Se trata sencillamente de un engaño monstruoso. Cuando lleguemos a la redacción de la declaración «para el tribunal», recibirán la orden de que las formulaciones escritas por los referents no sean atenuadas en ningún sentido, sino agravadas. Y nunca más se hará alusión a esa segunda parte, a esa contrapartida…

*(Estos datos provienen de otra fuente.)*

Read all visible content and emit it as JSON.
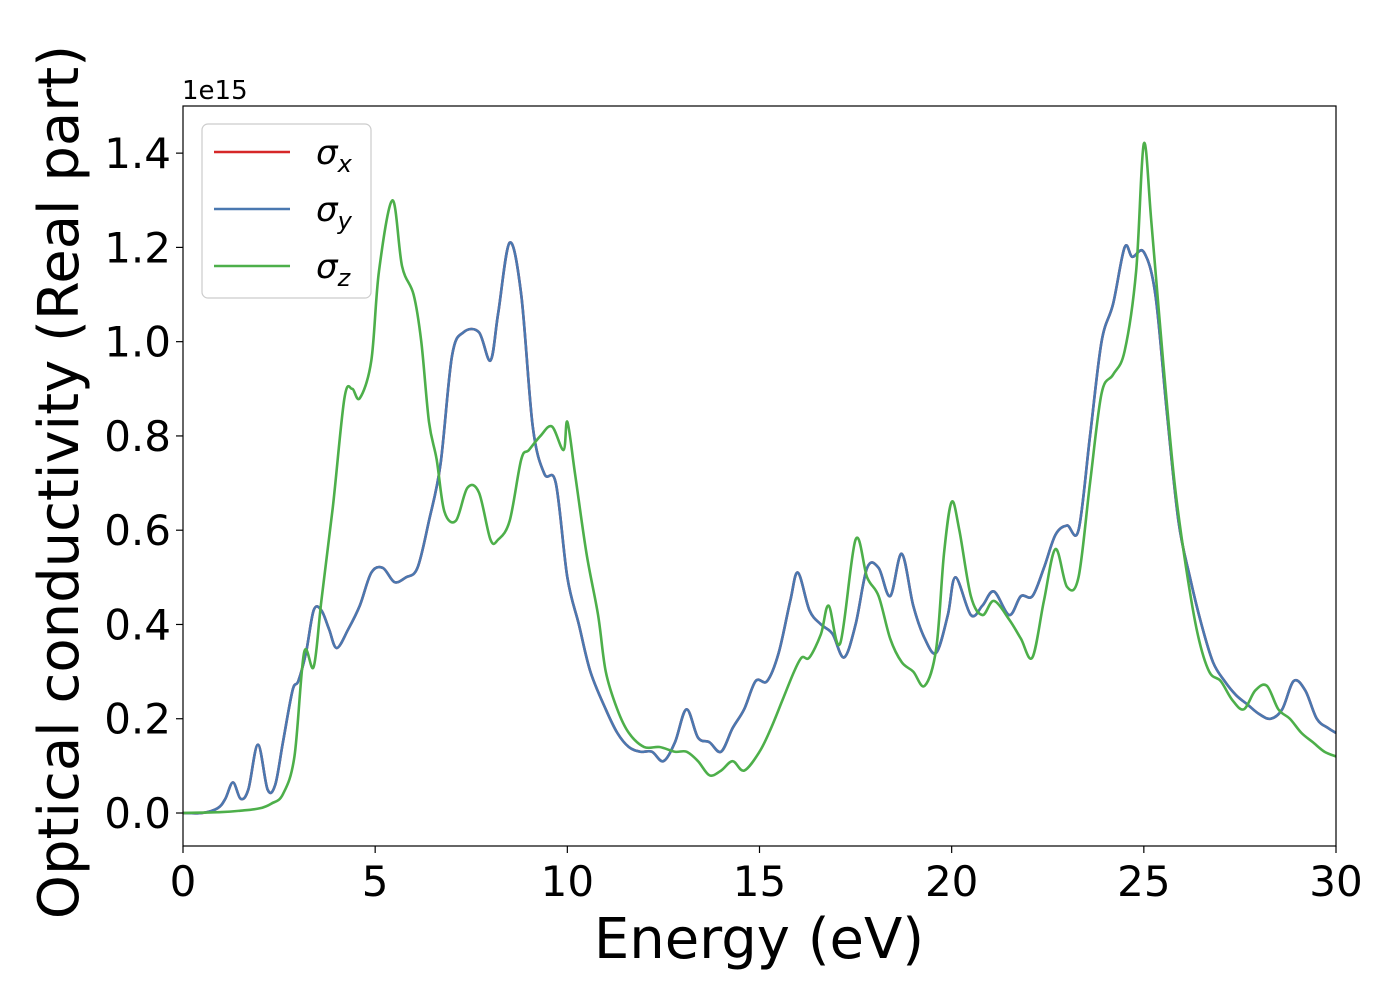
{
  "chart_data": {
    "type": "line",
    "xlabel": "Energy (eV)",
    "ylabel": "Optical conductivity (Real part)",
    "y_offset_label": "1e15",
    "xlim": [
      0,
      30
    ],
    "ylim": [
      -0.07,
      1.5
    ],
    "x_ticks": [
      0,
      5,
      10,
      15,
      20,
      25,
      30
    ],
    "x_tick_labels": [
      "0",
      "5",
      "10",
      "15",
      "20",
      "25",
      "30"
    ],
    "y_ticks": [
      0.0,
      0.2,
      0.4,
      0.6,
      0.8,
      1.0,
      1.2,
      1.4
    ],
    "y_tick_labels": [
      "0.0",
      "0.2",
      "0.4",
      "0.6",
      "0.8",
      "1.0",
      "1.2",
      "1.4"
    ],
    "grid": false,
    "legend_position": "top-left",
    "series": [
      {
        "name": "σx",
        "legend_symbol": "σ",
        "legend_sub": "x",
        "color": "#d62728",
        "x": [
          0,
          0.5,
          0.9,
          1.1,
          1.3,
          1.5,
          1.7,
          1.95,
          2.2,
          2.4,
          2.6,
          2.85,
          3.0,
          3.2,
          3.4,
          3.6,
          3.8,
          4.0,
          4.3,
          4.6,
          4.9,
          5.2,
          5.5,
          5.8,
          6.1,
          6.4,
          6.7,
          7.0,
          7.3,
          7.7,
          8.0,
          8.2,
          8.5,
          8.8,
          9.1,
          9.4,
          9.7,
          10.0,
          10.3,
          10.6,
          11.0,
          11.3,
          11.6,
          11.9,
          12.2,
          12.5,
          12.8,
          13.1,
          13.4,
          13.7,
          14.0,
          14.3,
          14.6,
          14.9,
          15.2,
          15.5,
          15.8,
          16.0,
          16.3,
          16.6,
          16.9,
          17.2,
          17.5,
          17.8,
          18.1,
          18.4,
          18.7,
          19.0,
          19.3,
          19.6,
          19.9,
          20.1,
          20.5,
          20.8,
          21.1,
          21.5,
          21.8,
          22.1,
          22.4,
          22.7,
          23.0,
          23.3,
          23.6,
          23.9,
          24.2,
          24.5,
          24.7,
          25.0,
          25.3,
          25.6,
          25.9,
          26.2,
          26.5,
          26.8,
          27.1,
          27.4,
          27.7,
          28.0,
          28.3,
          28.6,
          28.9,
          29.2,
          29.5,
          29.8,
          30.0
        ],
        "y": [
          0.0,
          0.0,
          0.01,
          0.03,
          0.065,
          0.03,
          0.05,
          0.145,
          0.05,
          0.06,
          0.15,
          0.26,
          0.28,
          0.34,
          0.43,
          0.43,
          0.39,
          0.35,
          0.39,
          0.44,
          0.51,
          0.52,
          0.49,
          0.5,
          0.52,
          0.62,
          0.74,
          0.97,
          1.02,
          1.02,
          0.96,
          1.06,
          1.21,
          1.1,
          0.82,
          0.72,
          0.7,
          0.5,
          0.4,
          0.3,
          0.22,
          0.17,
          0.14,
          0.13,
          0.13,
          0.11,
          0.15,
          0.22,
          0.16,
          0.15,
          0.13,
          0.18,
          0.22,
          0.28,
          0.28,
          0.34,
          0.45,
          0.51,
          0.43,
          0.4,
          0.38,
          0.33,
          0.4,
          0.52,
          0.52,
          0.46,
          0.55,
          0.44,
          0.37,
          0.34,
          0.42,
          0.5,
          0.42,
          0.44,
          0.47,
          0.42,
          0.46,
          0.46,
          0.52,
          0.59,
          0.61,
          0.6,
          0.8,
          1.0,
          1.08,
          1.2,
          1.18,
          1.19,
          1.1,
          0.85,
          0.62,
          0.5,
          0.4,
          0.32,
          0.28,
          0.25,
          0.23,
          0.21,
          0.2,
          0.22,
          0.28,
          0.26,
          0.2,
          0.18,
          0.17
        ]
      },
      {
        "name": "σy",
        "legend_symbol": "σ",
        "legend_sub": "y",
        "color": "#4a78b0",
        "x": [
          0,
          0.5,
          0.9,
          1.1,
          1.3,
          1.5,
          1.7,
          1.95,
          2.2,
          2.4,
          2.6,
          2.85,
          3.0,
          3.2,
          3.4,
          3.6,
          3.8,
          4.0,
          4.3,
          4.6,
          4.9,
          5.2,
          5.5,
          5.8,
          6.1,
          6.4,
          6.7,
          7.0,
          7.3,
          7.7,
          8.0,
          8.2,
          8.5,
          8.8,
          9.1,
          9.4,
          9.7,
          10.0,
          10.3,
          10.6,
          11.0,
          11.3,
          11.6,
          11.9,
          12.2,
          12.5,
          12.8,
          13.1,
          13.4,
          13.7,
          14.0,
          14.3,
          14.6,
          14.9,
          15.2,
          15.5,
          15.8,
          16.0,
          16.3,
          16.6,
          16.9,
          17.2,
          17.5,
          17.8,
          18.1,
          18.4,
          18.7,
          19.0,
          19.3,
          19.6,
          19.9,
          20.1,
          20.5,
          20.8,
          21.1,
          21.5,
          21.8,
          22.1,
          22.4,
          22.7,
          23.0,
          23.3,
          23.6,
          23.9,
          24.2,
          24.5,
          24.7,
          25.0,
          25.3,
          25.6,
          25.9,
          26.2,
          26.5,
          26.8,
          27.1,
          27.4,
          27.7,
          28.0,
          28.3,
          28.6,
          28.9,
          29.2,
          29.5,
          29.8,
          30.0
        ],
        "y": [
          0.0,
          0.0,
          0.01,
          0.03,
          0.065,
          0.03,
          0.05,
          0.145,
          0.05,
          0.06,
          0.15,
          0.26,
          0.28,
          0.34,
          0.43,
          0.43,
          0.39,
          0.35,
          0.39,
          0.44,
          0.51,
          0.52,
          0.49,
          0.5,
          0.52,
          0.62,
          0.74,
          0.97,
          1.02,
          1.02,
          0.96,
          1.06,
          1.21,
          1.1,
          0.82,
          0.72,
          0.7,
          0.5,
          0.4,
          0.3,
          0.22,
          0.17,
          0.14,
          0.13,
          0.13,
          0.11,
          0.15,
          0.22,
          0.16,
          0.15,
          0.13,
          0.18,
          0.22,
          0.28,
          0.28,
          0.34,
          0.45,
          0.51,
          0.43,
          0.4,
          0.38,
          0.33,
          0.4,
          0.52,
          0.52,
          0.46,
          0.55,
          0.44,
          0.37,
          0.34,
          0.42,
          0.5,
          0.42,
          0.44,
          0.47,
          0.42,
          0.46,
          0.46,
          0.52,
          0.59,
          0.61,
          0.6,
          0.8,
          1.0,
          1.08,
          1.2,
          1.18,
          1.19,
          1.1,
          0.85,
          0.62,
          0.5,
          0.4,
          0.32,
          0.28,
          0.25,
          0.23,
          0.21,
          0.2,
          0.22,
          0.28,
          0.26,
          0.2,
          0.18,
          0.17
        ]
      },
      {
        "name": "σz",
        "legend_symbol": "σ",
        "legend_sub": "z",
        "color": "#4daf4a",
        "x": [
          0,
          1.0,
          1.5,
          2.0,
          2.3,
          2.6,
          2.9,
          3.15,
          3.4,
          3.6,
          3.9,
          4.2,
          4.4,
          4.6,
          4.9,
          5.1,
          5.45,
          5.7,
          6.0,
          6.2,
          6.4,
          6.6,
          6.8,
          7.1,
          7.4,
          7.7,
          8.0,
          8.2,
          8.5,
          8.8,
          9.0,
          9.3,
          9.6,
          9.9,
          10.0,
          10.2,
          10.5,
          10.8,
          11.0,
          11.3,
          11.6,
          12.0,
          12.4,
          12.8,
          13.1,
          13.4,
          13.7,
          14.0,
          14.3,
          14.6,
          15.0,
          15.3,
          15.6,
          15.9,
          16.1,
          16.3,
          16.6,
          16.8,
          17.1,
          17.5,
          17.8,
          18.1,
          18.4,
          18.7,
          19.0,
          19.3,
          19.6,
          19.8,
          20.0,
          20.2,
          20.5,
          20.8,
          21.1,
          21.5,
          21.8,
          22.1,
          22.4,
          22.7,
          23.0,
          23.3,
          23.6,
          23.9,
          24.2,
          24.5,
          24.8,
          25.0,
          25.2,
          25.5,
          25.8,
          26.1,
          26.4,
          26.7,
          27.0,
          27.3,
          27.6,
          27.9,
          28.2,
          28.5,
          28.8,
          29.1,
          29.4,
          29.7,
          30.0
        ],
        "y": [
          0.0,
          0.002,
          0.005,
          0.01,
          0.02,
          0.04,
          0.12,
          0.34,
          0.31,
          0.45,
          0.65,
          0.88,
          0.9,
          0.88,
          0.96,
          1.15,
          1.3,
          1.16,
          1.1,
          1.0,
          0.83,
          0.75,
          0.64,
          0.62,
          0.69,
          0.68,
          0.58,
          0.58,
          0.62,
          0.75,
          0.77,
          0.8,
          0.82,
          0.77,
          0.83,
          0.72,
          0.55,
          0.42,
          0.3,
          0.22,
          0.17,
          0.14,
          0.14,
          0.13,
          0.13,
          0.11,
          0.08,
          0.09,
          0.11,
          0.09,
          0.13,
          0.18,
          0.24,
          0.3,
          0.33,
          0.33,
          0.38,
          0.44,
          0.36,
          0.58,
          0.5,
          0.46,
          0.37,
          0.32,
          0.3,
          0.27,
          0.35,
          0.55,
          0.66,
          0.6,
          0.46,
          0.42,
          0.45,
          0.41,
          0.37,
          0.33,
          0.45,
          0.56,
          0.48,
          0.5,
          0.7,
          0.89,
          0.93,
          0.98,
          1.15,
          1.42,
          1.25,
          0.96,
          0.7,
          0.52,
          0.38,
          0.3,
          0.28,
          0.24,
          0.22,
          0.26,
          0.27,
          0.22,
          0.2,
          0.17,
          0.15,
          0.13,
          0.12
        ]
      }
    ]
  }
}
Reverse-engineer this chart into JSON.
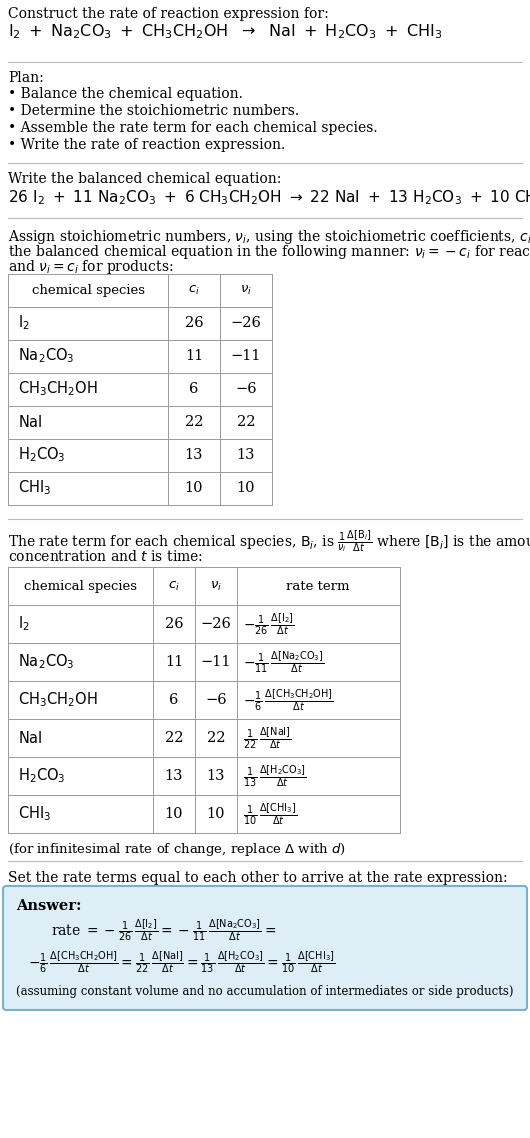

Eso se llama en todos los países civilizados una extorsión de firma. Pero aquí la extorsión de firma tiene rango de teoría. Una vez que se ha logrado romper la resistencia del acusado sobre un punto torturándole durante meses, esa idea permite ensanchar la brecha, obtener firma tras firma, declaración tras declaración, formar la montaña de papeles que, en este sistema de burocracia criminal, serán la verdad y los hechos. En efecto, el acusado ya no tiene ningún interés en proseguir este combate de David contra Goliat, si se le ofrece la posibilidad de presentar su defensa en la declaración destinada al tribunal… Pero en ese momento, las firmas obtenidas, la montaña de firmas obtenidas por extorsión, serán las que darán fe. Y entonces, ¿cómo hacer creer que te han arrancado no una, sino una montaña de firmas? ¡Tienes forzosamente que sentirte abrumado por esta montaña de firmas que confirman tus «lados negativos…» Tanto más, cuanto que al principio, no comprendiendo todo el proyecto de los consejeros soviéticos y de los referents, dejabas pasar, por considerarlas poco importantes, formulaciones ligeramente modificadas, porque no comprendías en qué sentido iban las modificaciones. Te habrías dado cuenta si fueses culpable. Pero aquí, como no tienes nada que ver con esa novela por entregas, y no conoces todavía el personaje que tienes que representar, al principio no comprendes absolutamente nada de lo que quieren de ti. Y el otro se aprovecha de todo: de tu lasitud, de tus desatinos, de tus distracciones, de tu ignorancia, de tu buena fe.
Lucho a veces un día entero por una palabra, días y noches interminables por una frase. Pero nada puede lograr que Kohoutek se desvíe de su objetivo. Cuando trato de resistir, porque ha añadido interpretaciones políticas tendenciosas o se ha saltado un pasaje entero de mis declaraciones, me dice muy seriamente cosas como estas: «Usted es un hombre político y sus declaraciones, deben ser redactadas desde ese punto de vista. Además, está usted detenido desde hace tanto tiempo que ignora todo lo que se refiere a la evolución de la situación en el exterior. En su texto hay demasiadas cosas inútiles y sin interés. Pero nosotros, que estamos al corriente de la conspiración tramada contra el Estado, sabemos lo que el Partido necesita».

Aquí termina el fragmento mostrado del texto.